高山市上宝町岩井戸の夫婦岩から、国道471号に出て平湯方面に向かうとすぐに、道の左側に巨大な字書き岩に出会います。
弘法大師がこの岩の平らな面に字を書いたという伝説がありますが、寛政年間に高山市宗猷寺の僧(そう)南裔(なんねい)が「万古(ばんこ)不易(ふえき)」としたためてから字書き岩と呼ばれるようになったと思われています。

現在は乃木(のぎ)希(まれ)典(すけ)の書による皇(こうい)威(はっこ)輝(うにか)八紘(がやく)が刻まれています。乃木希典は、日露戦争で陸軍を指揮した軍人でした。明治の終わりに戦没者を思って刻まれました。

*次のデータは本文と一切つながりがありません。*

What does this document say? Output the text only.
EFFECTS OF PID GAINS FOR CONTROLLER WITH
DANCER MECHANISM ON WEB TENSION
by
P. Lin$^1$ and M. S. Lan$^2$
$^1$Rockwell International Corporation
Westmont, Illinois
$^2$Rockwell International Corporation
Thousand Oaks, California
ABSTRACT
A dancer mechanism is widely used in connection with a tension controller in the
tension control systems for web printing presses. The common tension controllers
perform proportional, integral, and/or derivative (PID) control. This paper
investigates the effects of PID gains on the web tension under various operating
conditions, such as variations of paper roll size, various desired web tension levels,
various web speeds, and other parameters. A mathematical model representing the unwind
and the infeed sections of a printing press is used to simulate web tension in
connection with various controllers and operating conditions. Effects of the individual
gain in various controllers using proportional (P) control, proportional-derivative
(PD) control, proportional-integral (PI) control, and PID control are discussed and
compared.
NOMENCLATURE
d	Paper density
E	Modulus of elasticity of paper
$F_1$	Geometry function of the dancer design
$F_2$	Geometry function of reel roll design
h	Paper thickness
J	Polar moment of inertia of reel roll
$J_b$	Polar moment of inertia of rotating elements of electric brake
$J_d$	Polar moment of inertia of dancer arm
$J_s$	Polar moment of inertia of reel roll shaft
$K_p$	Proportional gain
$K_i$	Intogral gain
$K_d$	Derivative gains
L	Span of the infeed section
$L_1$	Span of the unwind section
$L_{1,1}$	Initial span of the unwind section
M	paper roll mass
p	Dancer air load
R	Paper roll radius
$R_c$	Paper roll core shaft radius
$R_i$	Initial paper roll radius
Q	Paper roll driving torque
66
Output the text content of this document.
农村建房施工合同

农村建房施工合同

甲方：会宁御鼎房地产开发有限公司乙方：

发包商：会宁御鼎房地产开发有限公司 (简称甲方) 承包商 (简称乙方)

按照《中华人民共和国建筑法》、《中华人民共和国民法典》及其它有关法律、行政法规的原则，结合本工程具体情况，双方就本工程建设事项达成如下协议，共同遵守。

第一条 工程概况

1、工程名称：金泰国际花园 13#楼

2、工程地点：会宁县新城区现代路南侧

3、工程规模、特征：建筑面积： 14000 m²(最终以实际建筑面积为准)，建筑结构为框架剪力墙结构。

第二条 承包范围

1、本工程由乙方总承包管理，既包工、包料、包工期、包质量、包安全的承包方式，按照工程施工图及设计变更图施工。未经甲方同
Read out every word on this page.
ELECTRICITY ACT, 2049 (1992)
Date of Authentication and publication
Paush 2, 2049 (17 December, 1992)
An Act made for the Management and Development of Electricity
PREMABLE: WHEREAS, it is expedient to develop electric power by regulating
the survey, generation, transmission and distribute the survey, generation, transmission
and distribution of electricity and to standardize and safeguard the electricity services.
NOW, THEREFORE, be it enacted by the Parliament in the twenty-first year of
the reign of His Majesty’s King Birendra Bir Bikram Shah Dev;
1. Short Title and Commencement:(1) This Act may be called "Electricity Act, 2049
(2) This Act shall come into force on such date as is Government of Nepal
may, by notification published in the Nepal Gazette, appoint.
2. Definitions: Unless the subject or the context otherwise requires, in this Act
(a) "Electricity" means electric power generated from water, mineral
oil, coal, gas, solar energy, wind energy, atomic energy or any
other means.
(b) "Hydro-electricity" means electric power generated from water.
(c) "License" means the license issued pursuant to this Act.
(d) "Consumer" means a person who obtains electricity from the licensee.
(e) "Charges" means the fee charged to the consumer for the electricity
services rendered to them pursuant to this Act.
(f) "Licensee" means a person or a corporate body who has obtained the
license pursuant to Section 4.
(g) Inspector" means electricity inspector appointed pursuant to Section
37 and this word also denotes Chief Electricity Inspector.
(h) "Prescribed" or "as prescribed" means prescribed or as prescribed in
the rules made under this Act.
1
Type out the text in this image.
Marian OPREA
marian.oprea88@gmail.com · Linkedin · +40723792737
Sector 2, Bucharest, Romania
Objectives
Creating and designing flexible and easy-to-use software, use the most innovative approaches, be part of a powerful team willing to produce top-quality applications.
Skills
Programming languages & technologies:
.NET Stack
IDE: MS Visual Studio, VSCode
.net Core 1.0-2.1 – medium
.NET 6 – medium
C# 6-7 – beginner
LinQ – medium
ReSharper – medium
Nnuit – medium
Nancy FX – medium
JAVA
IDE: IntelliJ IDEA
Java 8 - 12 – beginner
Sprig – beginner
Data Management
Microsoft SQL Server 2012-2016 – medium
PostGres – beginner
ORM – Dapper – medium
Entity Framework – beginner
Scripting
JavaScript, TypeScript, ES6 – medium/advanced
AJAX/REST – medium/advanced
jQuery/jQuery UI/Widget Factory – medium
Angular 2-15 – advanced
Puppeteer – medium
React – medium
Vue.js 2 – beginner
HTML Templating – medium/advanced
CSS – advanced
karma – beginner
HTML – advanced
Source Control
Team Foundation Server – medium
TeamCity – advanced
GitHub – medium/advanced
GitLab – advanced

何かを書きたくなるような縦16m、幅7mの平面を持つ岩は次のようにしてできました。それは、約7000万年前(中生代白亜紀)に流紋岩質の火山活動が起こりました。その時に噴出した火砕流が300mもの厚さに堆積し、その重みと熱で硬く固結し、溶結凝灰岩となりました。大雨見山層群明ヶ谷層、という地層名が付いています。そして、冷えていくときに収縮が起き、縦にも横にも規則的に割れ目が入り、節理ができます。ゆっくり冷えることで収縮もゆっくりとなり、節理の間隔が大きくなります。そのため、大きな平面で囲まれた岩石の塊ができます。

字書き岩は、その平面が地面に垂直で、高札にするにはもってこいです。字書き岩の周りを見渡すと北側に大きな急崖があり、地面にほぼ垂直です。字書き岩も急崖と同じように、7000万年前からできていた垂直な平面を高原川などの自然に削り出されるのを待っていたのです。